Liputan6.com, Beijing - Sebuah studi kependudukan menyebut bahwa China akan mencapai populasi tertingginya pada 2029, yakni sebanyak 1,44 miliar jiwa, sebelum memulai periode penurunan usia produktif "yang tidak terhenti".
Studi Akademi Ilmu Sosial Tiongkok (CASS) mengatakan, China perlu segera menerapkan kebijakan mengatasi menurunnya jumlah tenaga kerja, di tengah ancaman peningkatan populasi tua dalam beberapa tahun mendatang.
Dikutip dari BBC pada Minggu (6/1/2019), kedua isu terkait dapat menyebabkan "konsekuensi sosial dan ekonomi yang sangat tidak menguntungkan," kata laporan itu.
Advertisement
Baca Juga
Adapun jumlah penduduk China saat ini, menurut laporan terakhir oleh PBB, mencapai angka 1,41 miliar jiwa.

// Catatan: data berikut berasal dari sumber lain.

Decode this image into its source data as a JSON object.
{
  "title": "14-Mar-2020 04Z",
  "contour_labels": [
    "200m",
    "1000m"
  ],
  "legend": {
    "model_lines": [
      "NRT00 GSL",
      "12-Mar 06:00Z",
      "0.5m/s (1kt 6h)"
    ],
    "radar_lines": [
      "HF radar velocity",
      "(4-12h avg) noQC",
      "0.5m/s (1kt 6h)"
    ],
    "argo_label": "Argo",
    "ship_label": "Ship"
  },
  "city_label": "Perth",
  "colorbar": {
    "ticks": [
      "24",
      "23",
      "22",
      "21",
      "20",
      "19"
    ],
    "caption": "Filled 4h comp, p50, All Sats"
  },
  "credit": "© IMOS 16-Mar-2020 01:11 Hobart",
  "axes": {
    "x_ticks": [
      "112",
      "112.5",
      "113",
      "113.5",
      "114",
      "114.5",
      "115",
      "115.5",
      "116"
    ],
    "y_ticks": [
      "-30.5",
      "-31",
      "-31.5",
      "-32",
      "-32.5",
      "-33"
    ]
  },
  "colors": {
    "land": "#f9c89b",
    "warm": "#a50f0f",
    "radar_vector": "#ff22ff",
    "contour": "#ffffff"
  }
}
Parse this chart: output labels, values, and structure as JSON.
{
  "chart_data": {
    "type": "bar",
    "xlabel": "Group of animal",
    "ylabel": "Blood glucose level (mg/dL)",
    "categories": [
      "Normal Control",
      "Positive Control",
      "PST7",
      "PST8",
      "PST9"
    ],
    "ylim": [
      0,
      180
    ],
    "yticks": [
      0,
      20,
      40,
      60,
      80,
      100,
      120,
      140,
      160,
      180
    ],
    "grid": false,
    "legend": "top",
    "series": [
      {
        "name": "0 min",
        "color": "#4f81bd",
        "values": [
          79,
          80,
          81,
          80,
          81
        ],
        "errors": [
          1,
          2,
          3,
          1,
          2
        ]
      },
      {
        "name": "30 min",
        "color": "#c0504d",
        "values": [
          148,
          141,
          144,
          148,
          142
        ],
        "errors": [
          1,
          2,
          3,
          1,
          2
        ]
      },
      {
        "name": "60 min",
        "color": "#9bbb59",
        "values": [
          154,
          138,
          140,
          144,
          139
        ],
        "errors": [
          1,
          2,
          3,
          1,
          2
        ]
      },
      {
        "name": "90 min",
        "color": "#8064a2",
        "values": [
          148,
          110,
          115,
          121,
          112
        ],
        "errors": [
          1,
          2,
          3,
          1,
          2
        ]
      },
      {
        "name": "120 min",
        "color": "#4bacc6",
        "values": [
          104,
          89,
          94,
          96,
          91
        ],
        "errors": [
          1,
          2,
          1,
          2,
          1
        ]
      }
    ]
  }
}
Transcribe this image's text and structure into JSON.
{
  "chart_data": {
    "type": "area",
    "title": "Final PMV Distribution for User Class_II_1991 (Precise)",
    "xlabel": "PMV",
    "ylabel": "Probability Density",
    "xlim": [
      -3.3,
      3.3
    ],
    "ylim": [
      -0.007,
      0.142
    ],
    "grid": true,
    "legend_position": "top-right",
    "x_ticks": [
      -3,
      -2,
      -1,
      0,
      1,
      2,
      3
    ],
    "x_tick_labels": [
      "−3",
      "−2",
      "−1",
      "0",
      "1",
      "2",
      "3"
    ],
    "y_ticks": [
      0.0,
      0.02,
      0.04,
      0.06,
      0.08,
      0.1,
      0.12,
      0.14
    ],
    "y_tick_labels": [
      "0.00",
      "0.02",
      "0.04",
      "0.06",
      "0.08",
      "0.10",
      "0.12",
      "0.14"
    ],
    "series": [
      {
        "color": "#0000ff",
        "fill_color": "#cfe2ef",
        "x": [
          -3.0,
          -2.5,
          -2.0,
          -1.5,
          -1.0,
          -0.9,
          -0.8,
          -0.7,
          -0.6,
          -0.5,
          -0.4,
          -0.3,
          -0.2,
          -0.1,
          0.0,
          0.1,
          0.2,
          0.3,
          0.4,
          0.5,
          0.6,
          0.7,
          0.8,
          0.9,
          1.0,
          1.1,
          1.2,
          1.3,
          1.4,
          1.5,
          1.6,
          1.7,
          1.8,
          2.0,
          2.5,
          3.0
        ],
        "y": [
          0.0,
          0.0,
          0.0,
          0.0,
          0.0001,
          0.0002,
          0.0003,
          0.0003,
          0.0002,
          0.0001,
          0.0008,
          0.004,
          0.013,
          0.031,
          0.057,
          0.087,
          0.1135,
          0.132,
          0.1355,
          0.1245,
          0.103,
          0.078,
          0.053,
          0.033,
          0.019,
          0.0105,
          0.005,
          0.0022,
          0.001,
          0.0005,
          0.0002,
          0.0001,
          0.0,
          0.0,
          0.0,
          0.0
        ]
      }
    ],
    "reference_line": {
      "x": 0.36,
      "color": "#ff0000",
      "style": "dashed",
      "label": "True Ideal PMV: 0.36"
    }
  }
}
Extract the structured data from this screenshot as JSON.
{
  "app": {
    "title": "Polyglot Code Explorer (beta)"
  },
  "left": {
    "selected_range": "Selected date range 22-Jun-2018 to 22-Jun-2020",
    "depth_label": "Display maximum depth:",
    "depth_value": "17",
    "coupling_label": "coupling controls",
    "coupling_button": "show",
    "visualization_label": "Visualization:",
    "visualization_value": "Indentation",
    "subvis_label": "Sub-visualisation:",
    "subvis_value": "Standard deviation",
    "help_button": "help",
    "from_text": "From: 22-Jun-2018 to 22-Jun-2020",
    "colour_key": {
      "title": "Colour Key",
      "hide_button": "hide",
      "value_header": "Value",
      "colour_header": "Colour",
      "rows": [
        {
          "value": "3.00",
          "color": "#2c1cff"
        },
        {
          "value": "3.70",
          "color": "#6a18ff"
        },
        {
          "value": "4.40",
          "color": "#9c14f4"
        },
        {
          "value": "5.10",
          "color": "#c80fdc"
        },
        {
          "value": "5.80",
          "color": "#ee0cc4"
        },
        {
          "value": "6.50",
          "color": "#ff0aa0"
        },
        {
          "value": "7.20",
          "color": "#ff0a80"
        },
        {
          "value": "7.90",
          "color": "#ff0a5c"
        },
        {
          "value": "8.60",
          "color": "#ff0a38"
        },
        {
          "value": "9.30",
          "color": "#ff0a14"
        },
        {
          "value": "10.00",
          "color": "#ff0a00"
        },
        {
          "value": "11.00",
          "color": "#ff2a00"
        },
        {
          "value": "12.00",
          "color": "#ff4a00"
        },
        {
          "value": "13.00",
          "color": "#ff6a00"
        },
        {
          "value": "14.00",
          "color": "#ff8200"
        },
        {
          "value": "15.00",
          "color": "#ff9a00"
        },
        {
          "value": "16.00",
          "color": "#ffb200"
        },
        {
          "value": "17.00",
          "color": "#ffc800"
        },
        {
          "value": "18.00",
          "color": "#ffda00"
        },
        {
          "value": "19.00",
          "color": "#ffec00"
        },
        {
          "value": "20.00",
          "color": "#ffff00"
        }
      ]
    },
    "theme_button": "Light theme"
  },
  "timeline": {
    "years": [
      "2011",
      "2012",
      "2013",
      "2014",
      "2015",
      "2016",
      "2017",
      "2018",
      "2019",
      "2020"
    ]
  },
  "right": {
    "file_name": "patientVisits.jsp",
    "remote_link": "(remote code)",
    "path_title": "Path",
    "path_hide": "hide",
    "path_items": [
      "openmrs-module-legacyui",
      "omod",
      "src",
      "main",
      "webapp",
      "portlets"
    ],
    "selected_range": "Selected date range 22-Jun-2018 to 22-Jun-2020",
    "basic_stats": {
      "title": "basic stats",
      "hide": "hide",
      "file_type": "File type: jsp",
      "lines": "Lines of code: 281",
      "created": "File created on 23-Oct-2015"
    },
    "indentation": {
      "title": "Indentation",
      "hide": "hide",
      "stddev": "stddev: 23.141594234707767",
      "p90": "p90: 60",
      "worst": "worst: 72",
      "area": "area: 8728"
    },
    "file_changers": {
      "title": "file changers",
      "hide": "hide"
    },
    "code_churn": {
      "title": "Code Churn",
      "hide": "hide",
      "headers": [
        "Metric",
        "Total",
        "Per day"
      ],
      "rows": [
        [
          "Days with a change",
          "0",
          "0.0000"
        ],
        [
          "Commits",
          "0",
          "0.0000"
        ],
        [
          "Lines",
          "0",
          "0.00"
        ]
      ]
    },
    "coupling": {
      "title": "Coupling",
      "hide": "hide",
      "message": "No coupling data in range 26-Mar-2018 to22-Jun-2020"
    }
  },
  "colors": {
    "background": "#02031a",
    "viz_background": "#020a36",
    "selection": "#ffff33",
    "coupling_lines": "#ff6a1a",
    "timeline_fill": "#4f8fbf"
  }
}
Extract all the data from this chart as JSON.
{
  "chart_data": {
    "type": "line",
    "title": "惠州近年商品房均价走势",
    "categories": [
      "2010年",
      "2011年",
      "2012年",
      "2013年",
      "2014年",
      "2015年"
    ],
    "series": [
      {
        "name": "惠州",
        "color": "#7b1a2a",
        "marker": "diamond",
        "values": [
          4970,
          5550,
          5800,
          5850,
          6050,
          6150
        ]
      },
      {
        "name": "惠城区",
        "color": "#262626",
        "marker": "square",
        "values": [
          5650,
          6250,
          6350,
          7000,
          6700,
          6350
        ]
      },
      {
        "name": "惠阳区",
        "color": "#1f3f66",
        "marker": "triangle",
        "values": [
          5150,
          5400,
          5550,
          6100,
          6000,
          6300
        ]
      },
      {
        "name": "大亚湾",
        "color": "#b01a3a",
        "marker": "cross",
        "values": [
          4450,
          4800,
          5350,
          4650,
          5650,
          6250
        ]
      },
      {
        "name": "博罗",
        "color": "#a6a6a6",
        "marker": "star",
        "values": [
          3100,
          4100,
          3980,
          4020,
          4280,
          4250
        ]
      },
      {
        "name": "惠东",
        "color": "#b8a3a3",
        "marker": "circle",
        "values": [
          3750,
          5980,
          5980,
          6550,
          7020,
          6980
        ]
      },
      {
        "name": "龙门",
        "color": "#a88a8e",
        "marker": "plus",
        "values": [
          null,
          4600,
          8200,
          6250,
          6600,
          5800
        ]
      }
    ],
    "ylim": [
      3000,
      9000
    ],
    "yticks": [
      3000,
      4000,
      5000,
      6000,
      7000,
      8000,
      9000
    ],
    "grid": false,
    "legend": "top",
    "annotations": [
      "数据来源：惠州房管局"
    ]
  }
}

Studi CASS itu juga menyebut bahwa jumlah populasi usia aktif yang stagnan, berpadu dengan tingkat kesuburan yang rendah, akan menyebabkan lebih banyak masalah pada isu kesejahteraan sosial.
Pada pertengahan Abad ke-21, populasi China diperkirakan akan turun menjadi 1,36 miliar, yang juga dibarengi dengan rendahnya angka usia kerja hingga mendekati 200 juta orang.
Jika tingkat kesuburan tetap rendah, kata laporan itu, jumlah penduduk China bisa turun menjadi 1,17 miliar jiwa pada 2065 mendatang.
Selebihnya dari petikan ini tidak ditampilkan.